Shopee Investigasi Kasus Beli HP Dapat Kardus Kosong, Bos Xiaomi Ada Dua Kemungkinan!

Ruslan
2.775 view
Shopee Investigasi Kasus Beli HP Dapat Kardus Kosong, Bos Xiaomi Ada Dua Kemungkinan!
Potongan video unboxing kardus kosong yang seharusnya berisi ponsel Redmi dari toko resmi Xiaomi di Shopee. Video diunggah ke YouTube pada 24 Oktober 2021. 

DATARIAU.COM - Belakangan ini, beredar sebuah video viral yang menampilkan seorang pelanggan Shopee menerima kardus kosong tanpa isi apapun. Padahal, kardus semestinya berisi dua unit ponsel Redmi yang dia bali dari toko resmi Xiaomi di marketplace tersebut.

Country Director Xiaomi Indonesia, Alvin Tse mengatakan pihaknya tengah bekerja sama dengan Shopee untuk menginvestigasi kejadian itu.

Menurut Alvin, ada dua kemungkinan mengapa konsumen bisa mendapatkan kardus kosong. Kemungkinan pertama ialah adanya oknum pada proses pengiriman yang bermain curang.

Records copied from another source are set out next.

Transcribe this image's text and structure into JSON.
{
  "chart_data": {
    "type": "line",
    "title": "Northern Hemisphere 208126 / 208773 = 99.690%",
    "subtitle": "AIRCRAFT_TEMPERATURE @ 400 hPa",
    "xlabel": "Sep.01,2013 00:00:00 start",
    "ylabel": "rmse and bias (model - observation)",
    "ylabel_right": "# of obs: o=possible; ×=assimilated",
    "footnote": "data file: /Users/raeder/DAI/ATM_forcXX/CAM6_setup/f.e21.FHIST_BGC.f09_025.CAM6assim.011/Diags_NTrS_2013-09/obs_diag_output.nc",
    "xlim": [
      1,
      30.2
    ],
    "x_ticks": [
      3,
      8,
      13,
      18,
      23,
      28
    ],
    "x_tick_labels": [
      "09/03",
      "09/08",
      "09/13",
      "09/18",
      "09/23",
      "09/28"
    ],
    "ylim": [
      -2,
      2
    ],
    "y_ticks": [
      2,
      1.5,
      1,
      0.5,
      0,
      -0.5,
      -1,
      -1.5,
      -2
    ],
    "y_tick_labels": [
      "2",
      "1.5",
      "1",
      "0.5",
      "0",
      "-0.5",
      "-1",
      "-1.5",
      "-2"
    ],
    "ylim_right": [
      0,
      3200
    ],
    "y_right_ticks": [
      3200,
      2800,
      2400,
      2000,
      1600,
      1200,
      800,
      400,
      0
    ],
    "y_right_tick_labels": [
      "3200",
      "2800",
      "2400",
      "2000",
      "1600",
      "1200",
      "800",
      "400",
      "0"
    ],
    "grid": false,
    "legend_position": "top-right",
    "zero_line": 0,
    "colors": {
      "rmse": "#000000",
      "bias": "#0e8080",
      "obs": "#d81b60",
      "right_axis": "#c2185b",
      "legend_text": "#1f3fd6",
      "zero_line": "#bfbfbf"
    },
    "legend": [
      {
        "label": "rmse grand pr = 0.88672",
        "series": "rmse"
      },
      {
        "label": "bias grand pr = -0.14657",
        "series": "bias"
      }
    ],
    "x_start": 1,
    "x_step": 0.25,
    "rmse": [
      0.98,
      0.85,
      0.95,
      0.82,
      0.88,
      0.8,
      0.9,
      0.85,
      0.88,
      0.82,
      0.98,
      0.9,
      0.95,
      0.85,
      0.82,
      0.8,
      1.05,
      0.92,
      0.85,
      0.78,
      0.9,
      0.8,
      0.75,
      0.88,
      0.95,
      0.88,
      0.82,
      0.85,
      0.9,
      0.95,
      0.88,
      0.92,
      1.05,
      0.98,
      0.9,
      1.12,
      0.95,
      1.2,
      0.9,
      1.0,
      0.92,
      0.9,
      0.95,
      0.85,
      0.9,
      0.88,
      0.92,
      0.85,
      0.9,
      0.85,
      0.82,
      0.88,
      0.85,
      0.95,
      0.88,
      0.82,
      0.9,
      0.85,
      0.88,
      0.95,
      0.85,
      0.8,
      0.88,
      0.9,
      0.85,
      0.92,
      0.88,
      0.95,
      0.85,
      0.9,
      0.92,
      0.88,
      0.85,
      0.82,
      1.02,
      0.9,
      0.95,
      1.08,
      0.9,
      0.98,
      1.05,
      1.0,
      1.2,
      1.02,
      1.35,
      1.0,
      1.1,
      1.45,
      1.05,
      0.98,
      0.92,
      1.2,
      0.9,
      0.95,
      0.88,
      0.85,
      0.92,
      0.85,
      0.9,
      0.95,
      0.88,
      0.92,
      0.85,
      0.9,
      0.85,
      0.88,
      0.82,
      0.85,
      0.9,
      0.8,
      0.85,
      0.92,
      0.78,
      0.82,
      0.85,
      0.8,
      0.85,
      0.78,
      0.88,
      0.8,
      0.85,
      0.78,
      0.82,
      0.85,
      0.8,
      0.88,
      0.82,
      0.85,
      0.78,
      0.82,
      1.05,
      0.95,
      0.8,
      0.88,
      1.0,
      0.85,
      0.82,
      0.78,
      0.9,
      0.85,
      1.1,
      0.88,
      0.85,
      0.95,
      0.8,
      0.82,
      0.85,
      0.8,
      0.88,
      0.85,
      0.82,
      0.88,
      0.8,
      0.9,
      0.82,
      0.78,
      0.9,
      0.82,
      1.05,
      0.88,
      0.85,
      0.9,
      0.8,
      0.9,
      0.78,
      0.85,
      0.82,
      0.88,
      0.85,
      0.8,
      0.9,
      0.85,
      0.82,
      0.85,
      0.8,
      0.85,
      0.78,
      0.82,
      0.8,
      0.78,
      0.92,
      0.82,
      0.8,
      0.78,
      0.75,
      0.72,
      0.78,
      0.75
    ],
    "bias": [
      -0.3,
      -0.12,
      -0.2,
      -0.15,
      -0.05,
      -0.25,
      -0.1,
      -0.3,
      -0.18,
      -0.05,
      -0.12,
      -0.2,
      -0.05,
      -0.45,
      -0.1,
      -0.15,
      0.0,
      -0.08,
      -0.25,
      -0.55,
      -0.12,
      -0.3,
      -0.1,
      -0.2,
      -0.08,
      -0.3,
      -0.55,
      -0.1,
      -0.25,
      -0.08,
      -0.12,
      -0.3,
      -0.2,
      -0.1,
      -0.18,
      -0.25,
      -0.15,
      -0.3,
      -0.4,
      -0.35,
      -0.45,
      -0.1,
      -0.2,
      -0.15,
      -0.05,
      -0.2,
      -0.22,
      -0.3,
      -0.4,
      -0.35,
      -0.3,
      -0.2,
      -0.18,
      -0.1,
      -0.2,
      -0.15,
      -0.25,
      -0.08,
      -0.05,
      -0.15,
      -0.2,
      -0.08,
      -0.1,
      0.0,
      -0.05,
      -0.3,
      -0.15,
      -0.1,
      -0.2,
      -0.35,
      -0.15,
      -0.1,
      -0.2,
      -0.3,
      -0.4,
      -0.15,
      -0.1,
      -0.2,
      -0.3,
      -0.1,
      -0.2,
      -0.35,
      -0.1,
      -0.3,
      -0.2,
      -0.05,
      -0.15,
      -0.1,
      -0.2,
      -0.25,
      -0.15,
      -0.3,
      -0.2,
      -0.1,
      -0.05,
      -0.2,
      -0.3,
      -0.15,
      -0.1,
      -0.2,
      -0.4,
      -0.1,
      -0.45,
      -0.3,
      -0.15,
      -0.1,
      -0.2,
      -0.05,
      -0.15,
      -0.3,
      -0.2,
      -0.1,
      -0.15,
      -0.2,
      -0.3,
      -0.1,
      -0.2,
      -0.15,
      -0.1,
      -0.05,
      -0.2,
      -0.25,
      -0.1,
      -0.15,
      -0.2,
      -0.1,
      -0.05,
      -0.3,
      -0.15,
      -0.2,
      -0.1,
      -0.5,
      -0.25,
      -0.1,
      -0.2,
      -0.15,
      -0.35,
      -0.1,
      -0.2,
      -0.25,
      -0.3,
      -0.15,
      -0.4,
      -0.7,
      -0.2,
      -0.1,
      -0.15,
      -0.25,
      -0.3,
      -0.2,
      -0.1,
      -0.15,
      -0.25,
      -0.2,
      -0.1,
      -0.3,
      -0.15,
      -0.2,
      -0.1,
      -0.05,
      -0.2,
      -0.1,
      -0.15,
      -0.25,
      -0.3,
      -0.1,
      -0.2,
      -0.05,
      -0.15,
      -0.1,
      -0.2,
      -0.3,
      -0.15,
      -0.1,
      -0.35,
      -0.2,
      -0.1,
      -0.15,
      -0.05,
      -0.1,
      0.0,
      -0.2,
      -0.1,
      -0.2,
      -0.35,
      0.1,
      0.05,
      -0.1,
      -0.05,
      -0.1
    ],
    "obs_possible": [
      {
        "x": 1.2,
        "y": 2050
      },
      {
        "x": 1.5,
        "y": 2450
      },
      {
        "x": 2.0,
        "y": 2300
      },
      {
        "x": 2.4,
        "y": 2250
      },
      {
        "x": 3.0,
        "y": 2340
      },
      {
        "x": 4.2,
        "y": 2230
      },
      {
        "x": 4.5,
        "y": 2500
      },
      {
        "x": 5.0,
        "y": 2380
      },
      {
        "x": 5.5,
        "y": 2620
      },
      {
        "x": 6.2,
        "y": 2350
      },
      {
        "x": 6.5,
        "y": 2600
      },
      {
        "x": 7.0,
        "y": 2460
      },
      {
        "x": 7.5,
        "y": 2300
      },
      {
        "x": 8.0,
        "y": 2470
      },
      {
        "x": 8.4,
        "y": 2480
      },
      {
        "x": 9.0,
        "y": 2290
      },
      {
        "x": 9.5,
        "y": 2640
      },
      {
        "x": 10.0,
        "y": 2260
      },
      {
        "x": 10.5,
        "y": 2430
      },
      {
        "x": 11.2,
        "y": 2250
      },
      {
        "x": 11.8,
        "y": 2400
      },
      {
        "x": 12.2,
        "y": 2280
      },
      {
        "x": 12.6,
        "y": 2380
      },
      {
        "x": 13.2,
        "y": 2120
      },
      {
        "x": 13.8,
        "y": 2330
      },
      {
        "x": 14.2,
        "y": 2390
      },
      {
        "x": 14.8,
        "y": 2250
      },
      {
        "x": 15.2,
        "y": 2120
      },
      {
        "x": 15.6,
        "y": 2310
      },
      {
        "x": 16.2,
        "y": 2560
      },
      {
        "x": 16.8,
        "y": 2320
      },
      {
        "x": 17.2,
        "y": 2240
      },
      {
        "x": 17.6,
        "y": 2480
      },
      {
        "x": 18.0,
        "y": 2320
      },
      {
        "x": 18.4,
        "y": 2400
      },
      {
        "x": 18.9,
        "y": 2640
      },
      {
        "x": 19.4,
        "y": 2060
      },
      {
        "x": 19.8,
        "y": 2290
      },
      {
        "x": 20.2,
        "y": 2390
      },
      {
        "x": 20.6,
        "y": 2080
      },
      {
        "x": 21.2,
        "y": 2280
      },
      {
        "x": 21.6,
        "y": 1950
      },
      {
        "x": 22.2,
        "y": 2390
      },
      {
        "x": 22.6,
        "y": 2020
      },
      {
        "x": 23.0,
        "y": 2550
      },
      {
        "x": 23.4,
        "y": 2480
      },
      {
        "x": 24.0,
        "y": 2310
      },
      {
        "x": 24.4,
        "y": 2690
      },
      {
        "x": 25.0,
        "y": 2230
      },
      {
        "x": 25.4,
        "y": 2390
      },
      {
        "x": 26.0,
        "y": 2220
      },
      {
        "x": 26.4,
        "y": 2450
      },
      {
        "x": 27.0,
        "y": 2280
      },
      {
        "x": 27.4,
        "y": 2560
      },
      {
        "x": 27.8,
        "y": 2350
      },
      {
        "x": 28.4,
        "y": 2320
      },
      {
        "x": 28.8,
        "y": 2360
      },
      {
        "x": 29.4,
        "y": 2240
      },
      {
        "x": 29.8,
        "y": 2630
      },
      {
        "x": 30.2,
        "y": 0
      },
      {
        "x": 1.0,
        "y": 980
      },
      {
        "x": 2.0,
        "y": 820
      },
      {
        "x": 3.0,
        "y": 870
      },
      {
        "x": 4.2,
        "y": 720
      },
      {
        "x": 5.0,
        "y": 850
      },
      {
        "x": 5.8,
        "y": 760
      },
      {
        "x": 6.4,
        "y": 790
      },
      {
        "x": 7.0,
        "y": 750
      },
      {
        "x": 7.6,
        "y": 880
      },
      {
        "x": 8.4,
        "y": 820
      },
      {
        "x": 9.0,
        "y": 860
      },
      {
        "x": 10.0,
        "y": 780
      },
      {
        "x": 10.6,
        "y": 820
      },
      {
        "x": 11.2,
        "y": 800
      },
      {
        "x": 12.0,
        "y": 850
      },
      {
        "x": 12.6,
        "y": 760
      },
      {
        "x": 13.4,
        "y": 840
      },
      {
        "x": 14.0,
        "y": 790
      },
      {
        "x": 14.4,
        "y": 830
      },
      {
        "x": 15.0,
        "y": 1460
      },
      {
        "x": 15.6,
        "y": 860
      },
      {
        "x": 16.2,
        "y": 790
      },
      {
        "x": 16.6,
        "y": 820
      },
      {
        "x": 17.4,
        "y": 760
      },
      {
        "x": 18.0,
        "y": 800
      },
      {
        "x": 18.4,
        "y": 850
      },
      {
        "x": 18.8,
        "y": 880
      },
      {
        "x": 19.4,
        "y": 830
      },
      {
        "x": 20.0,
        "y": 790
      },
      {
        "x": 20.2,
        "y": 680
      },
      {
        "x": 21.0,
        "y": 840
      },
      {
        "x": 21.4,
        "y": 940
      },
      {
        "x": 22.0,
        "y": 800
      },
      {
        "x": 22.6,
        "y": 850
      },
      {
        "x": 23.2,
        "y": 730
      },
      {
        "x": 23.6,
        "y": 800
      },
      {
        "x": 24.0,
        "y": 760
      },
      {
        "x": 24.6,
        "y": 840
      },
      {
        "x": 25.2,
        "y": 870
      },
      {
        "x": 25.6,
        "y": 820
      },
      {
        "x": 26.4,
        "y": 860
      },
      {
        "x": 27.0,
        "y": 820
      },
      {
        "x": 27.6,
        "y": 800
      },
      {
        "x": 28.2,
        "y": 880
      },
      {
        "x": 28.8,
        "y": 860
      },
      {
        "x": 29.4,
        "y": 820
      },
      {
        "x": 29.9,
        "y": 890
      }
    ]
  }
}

Alvin mengatakan oknum-oknum ini mungkin saja berkeliaran. Apalagi, stok ponsel termasuk Xiaomi juga sedang terdampak kelangkaan chip secara glonal.

"Dengan situasi ini, banyak oknum yang berusaha mencari keuntungan, salah satunya dengan memanfaatkan (mencuri) proses pengiriman," ujar Alvin mengutarakan dugaannya kepada KompasTekno dalam konferensi pers virtual, Jumat (5/11/2021).

Menurut Alvin, Xiaomi selaku pihak penjual tidak bisa memantau pengiriman melalui mitra logistik karena hal tersebut berada di bawah kendali marketplace, yaitu Shopee.

Oknum ini sendiri, lanjut Alvin, tidak bisa dipantau langsung oleh Xiaomi lantaran dikontrol oleh pihak e-commerce, yakni Shopee.

"Oleh karena itu, kami meminta Shopee untuk segera melakukan investigasi terhadap mitra logistiknya, dalam hal ini JNT," imbuh Alvin.

Kemungkinan kedua, dari sisi pembeli

Potongan video unboxing kardus kosong yang seharusnya berisi ponsel Redmi dari toko resmi Xiaomi di Shopee. Video diunggah ke YouTube pada 24 Oktober 2021.

Shopee melakukan refund dana pembeli.

Potongan video unboxing kardus kosong yang seharusnya berisi ponsel Redmi dari toko resmi Xiaomi di Shopee. Video diunggah ke YouTube pada 24 Oktober 2021.

Shopee melakukan refund dana pembeli.

Kemungkinan kedua, dalam kasus macam begini, lanjut Alvin, adalah adanya perbuatan curang yang dilakukan oleh pihak pembeli

Oknum di kemungkinan kedua ini, menurut Alvin, biasanya bakal membungkus ulang (repackage) pesanannya dan mencoba untuk mendapatkan pengembalian dana, meski barang yang dibeli sebenarnya sudah diterima.

Meski demikian, hal itu belum bisa dipastikan lantaran proses investigasi dari pihak Shopee memang sedang berlangsung.

Untuk tahap awal, Xiaomi meminta Shopee mengembalikan dana ke pembeli, setelah itu baru proses investigasi dilanjutkan.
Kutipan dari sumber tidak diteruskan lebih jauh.